Wir fördern den Open-Source-Ansatz und arbeiten daran, skeptischen Unternehmen die Vorteile aufzuzeigen. Das Fraunhofer IML hat die Gründung der Open Logistics Foundation initiiert. Rhenus, Duisport, Dachser und DB Schenker haben sie 2021 zu dem Zweck gegründet, gemeinsam Software-Lösungen für Standard-Aufgaben zu entwickeln. Außerdem bieten wir Unternehmen mit fehlenden eigenen Entwicklungsressourcen Open Labs an, in denen wir dann mehrere Unternehmen zu einem Thema zusammenbringen. Dabei steuern wir die Entwicklungsressourcen bei – alles natürlich als Open Source.

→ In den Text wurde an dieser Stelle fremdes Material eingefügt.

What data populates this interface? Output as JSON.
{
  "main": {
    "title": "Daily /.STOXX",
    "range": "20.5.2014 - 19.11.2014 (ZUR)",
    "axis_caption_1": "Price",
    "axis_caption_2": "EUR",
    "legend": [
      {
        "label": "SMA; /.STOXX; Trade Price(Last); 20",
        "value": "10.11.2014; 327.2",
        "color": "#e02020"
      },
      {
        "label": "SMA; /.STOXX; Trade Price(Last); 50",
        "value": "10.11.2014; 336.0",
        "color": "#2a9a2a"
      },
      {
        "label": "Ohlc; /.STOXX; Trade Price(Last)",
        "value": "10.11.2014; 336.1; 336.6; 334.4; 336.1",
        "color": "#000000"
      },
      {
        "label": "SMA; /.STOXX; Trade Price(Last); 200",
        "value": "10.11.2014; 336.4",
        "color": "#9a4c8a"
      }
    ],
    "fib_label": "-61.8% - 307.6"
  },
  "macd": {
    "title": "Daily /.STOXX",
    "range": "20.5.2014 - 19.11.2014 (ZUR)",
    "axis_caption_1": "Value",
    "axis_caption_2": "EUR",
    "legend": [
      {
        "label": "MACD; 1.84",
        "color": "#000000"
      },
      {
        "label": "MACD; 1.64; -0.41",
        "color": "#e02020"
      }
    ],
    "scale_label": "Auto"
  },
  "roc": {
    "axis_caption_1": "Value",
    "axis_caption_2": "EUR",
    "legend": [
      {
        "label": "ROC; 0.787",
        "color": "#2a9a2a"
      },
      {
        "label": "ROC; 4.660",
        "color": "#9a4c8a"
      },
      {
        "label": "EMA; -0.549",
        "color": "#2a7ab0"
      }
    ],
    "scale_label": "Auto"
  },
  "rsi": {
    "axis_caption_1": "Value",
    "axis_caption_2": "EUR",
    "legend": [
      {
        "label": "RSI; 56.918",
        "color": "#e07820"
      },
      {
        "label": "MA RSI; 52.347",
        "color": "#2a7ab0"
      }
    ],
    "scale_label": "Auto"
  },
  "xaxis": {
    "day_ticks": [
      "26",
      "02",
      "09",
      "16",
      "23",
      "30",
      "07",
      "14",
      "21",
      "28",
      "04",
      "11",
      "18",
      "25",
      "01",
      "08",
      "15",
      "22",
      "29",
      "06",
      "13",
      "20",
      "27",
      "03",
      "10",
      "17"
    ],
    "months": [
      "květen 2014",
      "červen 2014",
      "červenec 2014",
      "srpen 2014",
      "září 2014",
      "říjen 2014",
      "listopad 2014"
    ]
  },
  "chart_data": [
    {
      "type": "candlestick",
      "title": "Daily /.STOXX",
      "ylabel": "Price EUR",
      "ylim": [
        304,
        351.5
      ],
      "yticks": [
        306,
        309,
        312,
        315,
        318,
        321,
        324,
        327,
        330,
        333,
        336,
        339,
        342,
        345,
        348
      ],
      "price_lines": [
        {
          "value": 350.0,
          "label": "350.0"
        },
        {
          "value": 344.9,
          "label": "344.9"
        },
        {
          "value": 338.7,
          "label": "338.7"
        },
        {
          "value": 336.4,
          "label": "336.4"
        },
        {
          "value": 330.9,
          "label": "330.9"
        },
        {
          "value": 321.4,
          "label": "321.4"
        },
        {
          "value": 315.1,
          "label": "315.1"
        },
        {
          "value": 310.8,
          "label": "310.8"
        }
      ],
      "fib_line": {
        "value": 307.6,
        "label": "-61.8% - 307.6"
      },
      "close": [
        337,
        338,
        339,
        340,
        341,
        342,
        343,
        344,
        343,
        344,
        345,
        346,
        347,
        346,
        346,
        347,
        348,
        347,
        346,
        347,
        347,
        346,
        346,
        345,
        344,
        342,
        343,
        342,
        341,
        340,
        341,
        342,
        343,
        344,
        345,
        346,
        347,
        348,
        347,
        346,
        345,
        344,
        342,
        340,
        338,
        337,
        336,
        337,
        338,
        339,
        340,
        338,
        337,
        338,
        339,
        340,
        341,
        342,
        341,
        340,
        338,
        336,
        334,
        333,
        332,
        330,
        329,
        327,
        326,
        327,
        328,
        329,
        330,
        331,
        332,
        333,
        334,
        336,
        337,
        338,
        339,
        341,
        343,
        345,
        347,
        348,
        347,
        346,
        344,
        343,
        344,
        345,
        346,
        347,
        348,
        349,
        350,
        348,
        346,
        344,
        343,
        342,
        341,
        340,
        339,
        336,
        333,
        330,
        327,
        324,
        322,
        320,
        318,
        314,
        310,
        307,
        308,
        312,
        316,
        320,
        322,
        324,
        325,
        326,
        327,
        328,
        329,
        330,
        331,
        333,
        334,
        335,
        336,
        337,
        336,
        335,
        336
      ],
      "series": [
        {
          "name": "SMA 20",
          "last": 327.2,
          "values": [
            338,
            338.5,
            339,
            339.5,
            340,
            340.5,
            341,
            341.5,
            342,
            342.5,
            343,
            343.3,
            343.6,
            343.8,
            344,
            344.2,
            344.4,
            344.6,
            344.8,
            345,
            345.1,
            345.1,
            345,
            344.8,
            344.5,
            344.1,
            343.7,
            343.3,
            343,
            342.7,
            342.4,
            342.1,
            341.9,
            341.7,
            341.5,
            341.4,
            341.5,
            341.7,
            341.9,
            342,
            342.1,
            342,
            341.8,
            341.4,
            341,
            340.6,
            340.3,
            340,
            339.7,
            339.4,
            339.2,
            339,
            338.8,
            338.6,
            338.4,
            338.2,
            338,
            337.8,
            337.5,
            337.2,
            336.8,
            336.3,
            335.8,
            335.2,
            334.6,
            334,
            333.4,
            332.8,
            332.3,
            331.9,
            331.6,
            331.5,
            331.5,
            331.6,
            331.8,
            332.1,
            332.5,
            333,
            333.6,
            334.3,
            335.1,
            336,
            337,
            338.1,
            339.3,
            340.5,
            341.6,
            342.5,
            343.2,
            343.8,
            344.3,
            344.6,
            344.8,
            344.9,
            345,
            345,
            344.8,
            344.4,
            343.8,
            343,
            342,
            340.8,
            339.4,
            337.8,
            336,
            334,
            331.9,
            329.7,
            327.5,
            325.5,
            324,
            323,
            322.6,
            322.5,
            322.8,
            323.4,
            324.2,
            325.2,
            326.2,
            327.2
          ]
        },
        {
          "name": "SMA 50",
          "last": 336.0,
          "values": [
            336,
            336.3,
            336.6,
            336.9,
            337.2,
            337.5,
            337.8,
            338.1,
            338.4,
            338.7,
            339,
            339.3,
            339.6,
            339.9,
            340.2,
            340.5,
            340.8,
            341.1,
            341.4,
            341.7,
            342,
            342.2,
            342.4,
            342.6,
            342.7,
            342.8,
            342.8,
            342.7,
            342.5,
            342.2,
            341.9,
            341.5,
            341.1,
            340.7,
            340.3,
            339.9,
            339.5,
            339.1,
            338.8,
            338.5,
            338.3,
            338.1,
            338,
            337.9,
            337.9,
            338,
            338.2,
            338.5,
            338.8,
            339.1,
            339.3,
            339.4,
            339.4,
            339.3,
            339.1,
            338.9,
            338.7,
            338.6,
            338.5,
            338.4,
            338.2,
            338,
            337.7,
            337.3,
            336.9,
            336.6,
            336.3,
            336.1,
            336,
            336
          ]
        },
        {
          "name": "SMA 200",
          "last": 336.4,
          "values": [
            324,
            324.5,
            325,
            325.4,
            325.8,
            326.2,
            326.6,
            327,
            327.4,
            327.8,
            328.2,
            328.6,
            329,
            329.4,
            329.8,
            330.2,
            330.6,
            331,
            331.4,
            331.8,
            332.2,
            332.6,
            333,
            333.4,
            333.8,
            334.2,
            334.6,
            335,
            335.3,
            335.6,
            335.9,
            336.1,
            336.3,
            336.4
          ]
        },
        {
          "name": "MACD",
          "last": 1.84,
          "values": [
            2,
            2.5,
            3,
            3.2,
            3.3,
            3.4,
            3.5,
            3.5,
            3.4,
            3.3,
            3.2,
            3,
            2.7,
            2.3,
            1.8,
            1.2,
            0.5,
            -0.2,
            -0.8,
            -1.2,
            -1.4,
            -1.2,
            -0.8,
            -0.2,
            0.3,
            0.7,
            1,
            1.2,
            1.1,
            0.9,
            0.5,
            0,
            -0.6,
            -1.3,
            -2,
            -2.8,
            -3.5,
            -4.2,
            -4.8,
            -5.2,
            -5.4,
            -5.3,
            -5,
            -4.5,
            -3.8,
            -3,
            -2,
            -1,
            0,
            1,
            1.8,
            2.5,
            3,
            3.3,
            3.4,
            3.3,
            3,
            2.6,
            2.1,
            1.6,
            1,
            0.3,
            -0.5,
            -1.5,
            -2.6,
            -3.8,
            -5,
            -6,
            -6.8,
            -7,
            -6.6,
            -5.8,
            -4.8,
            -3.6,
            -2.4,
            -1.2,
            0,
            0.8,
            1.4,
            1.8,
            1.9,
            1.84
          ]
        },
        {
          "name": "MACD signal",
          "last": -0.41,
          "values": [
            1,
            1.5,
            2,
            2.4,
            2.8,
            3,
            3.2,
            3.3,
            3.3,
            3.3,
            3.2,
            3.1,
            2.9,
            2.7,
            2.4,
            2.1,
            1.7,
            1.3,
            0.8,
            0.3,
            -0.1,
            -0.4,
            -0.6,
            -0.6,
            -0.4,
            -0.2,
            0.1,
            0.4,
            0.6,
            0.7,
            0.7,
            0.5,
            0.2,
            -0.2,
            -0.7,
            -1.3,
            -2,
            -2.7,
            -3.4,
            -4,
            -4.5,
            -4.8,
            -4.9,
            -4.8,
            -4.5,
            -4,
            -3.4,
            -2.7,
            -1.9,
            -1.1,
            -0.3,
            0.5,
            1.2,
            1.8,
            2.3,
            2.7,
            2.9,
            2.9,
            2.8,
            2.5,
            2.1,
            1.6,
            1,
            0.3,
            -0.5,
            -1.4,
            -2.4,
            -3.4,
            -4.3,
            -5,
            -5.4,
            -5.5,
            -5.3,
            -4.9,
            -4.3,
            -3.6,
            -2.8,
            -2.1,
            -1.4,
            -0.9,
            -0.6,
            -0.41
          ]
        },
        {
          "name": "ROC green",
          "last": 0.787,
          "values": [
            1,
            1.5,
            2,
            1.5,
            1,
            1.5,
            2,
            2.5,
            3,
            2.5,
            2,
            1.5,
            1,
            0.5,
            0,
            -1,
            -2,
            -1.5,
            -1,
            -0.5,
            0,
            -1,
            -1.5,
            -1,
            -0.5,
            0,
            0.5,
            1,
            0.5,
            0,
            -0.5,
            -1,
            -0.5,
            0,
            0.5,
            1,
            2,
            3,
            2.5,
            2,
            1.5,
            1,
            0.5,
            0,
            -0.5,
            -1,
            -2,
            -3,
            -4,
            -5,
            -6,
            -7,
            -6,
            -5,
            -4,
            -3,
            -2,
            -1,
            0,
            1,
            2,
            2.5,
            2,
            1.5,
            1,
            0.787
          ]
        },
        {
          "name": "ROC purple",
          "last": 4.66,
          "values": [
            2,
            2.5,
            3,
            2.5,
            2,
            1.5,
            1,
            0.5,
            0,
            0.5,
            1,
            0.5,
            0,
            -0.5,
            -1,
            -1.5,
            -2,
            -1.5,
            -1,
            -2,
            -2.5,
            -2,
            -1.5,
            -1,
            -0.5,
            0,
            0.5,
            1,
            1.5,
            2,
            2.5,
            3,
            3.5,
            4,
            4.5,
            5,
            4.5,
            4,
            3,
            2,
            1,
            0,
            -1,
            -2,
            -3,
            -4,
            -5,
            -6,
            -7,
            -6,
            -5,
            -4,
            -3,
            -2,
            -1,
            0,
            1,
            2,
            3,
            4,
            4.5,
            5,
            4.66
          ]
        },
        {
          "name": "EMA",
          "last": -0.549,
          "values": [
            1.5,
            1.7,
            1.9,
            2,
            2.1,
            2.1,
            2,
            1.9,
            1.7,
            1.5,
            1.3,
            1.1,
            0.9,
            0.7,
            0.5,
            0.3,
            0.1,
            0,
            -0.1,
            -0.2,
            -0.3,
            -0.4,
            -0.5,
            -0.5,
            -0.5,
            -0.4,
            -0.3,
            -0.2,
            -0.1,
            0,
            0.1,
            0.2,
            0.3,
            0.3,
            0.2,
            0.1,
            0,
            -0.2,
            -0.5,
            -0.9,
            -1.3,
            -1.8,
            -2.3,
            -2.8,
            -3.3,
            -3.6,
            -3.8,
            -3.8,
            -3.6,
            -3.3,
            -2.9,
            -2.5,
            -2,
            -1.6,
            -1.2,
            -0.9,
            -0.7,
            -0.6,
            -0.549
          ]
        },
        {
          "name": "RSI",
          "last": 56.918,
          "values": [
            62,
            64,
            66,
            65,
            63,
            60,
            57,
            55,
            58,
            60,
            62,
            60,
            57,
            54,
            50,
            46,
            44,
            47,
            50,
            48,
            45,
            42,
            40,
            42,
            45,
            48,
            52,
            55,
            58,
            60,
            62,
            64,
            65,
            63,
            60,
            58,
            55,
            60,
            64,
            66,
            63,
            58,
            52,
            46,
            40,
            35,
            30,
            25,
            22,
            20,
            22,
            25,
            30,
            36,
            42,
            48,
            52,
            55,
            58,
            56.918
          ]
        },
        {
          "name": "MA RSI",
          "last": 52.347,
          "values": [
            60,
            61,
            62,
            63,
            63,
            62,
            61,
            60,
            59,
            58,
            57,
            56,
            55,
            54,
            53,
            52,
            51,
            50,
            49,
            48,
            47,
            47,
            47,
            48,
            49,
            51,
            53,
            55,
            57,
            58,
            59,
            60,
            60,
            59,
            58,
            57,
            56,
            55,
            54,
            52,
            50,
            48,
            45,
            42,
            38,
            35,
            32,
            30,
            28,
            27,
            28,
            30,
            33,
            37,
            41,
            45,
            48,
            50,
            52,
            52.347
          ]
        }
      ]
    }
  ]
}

Welche Rolle übernehmen Sie bei den Projekten?

Ich bilde gerade in den großen strategischen Projekten die Brücke zum Management in den Unternehmen. Häufig fühle ich mich wie eine Außenministerin, die das Fraunhofer IML mit den aktuellen Trends und Themen sowohl in der Öffentlichkeit, während der Projektinitiierung, aber auch in der Presse vertritt.

Welche Highlights stehen in diesem Jahr noch an?

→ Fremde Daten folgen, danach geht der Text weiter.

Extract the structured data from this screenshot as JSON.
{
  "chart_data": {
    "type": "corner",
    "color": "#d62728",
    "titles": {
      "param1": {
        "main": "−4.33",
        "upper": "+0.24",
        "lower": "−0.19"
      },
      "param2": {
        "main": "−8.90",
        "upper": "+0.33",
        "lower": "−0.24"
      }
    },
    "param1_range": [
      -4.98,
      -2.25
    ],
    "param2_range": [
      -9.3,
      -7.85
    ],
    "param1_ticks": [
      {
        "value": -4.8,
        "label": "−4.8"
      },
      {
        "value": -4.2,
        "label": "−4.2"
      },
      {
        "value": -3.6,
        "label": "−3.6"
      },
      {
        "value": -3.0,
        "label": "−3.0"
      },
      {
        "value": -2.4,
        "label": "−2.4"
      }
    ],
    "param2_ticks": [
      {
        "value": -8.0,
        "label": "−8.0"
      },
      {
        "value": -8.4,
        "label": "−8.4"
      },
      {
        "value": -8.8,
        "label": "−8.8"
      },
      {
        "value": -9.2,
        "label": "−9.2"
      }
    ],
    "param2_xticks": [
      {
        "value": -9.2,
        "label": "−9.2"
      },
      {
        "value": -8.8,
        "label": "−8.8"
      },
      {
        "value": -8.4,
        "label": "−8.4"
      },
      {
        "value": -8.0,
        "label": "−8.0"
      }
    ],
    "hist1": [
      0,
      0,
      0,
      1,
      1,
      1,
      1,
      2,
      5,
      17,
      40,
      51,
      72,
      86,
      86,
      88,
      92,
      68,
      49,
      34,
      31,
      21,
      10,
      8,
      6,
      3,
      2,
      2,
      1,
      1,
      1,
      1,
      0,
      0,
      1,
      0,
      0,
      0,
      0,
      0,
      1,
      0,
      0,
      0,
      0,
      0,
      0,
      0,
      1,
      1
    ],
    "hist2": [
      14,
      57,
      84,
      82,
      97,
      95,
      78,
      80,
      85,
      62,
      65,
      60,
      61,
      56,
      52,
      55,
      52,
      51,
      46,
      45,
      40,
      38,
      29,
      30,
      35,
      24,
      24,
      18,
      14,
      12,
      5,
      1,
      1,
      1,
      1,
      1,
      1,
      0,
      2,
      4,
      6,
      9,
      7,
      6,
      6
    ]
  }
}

Am 4. und 5. September findet in Dortmund die IN2AI statt, die erste KI-Messe in Nordrhein-Westfalen. Veranstalterin ist die Messe Dortmund. Parallel veranstaltet das Fraunhofer IML den traditionsreichen Zukunftskongress Logistik – in diesem Jahr in Veranstaltungskooperation mit AI24, einer Konferenz des Lamarr-Instituts für Maschinelles Lernen und Künstliche Intelligenz. Im Rückblick war natürlich die Logimat in Stuttgart ein Highlight. Dort haben wir auch den evoBOT präsentiert. Außerdem entwickeln wir stets unsere Projekte weiter und vermelden, wenn es Fortschritte gibt.

Zur Person

  • Vor ihrem Start am Fraunhofer IML forschte und lehrte Prof. Alice Kirchheim seit März 2021 im Bereich der Planung und Auslegung von Logistiksystemen an der Helmut Schmidt Universität/Universität der Bundeswehr in Hamburg.
  • Zuvor lehrte sie als Professorin an der Hochschule Aalen.
  • Von 2013 bis 2019 war sie in verschiedenen Unternehmen der Kion Group in unterschiedlichen Positionen im Vertrieb manueller und automatischer Logistiksysteme tätig.
  • Kirchheim hat an der Technischen Universität Hamburg-Harburg studiert und verfasste ihre Dissertation über die Erkennung von Stückgütern für die automatische Entladung aus Ladungsträgern.

Der evoBot des Fraunhofer IML

  • Kollaborativer Transportroboter, der Objekte in variablen Höhen schieben, ziehen und wenden kann.
  • Bei gleichbleibender Basis sind verschiedene Greifkonzepte möglich.
  • Das Erscheinungsbild soll die Hemmschwelle einer Interaktion zwischen Menschen und Roboter senken.
  • Besteht aus zwei doppelten Pendeln (ein Arm- und ein Beinpaar) und erinnert optisch an einen Segway.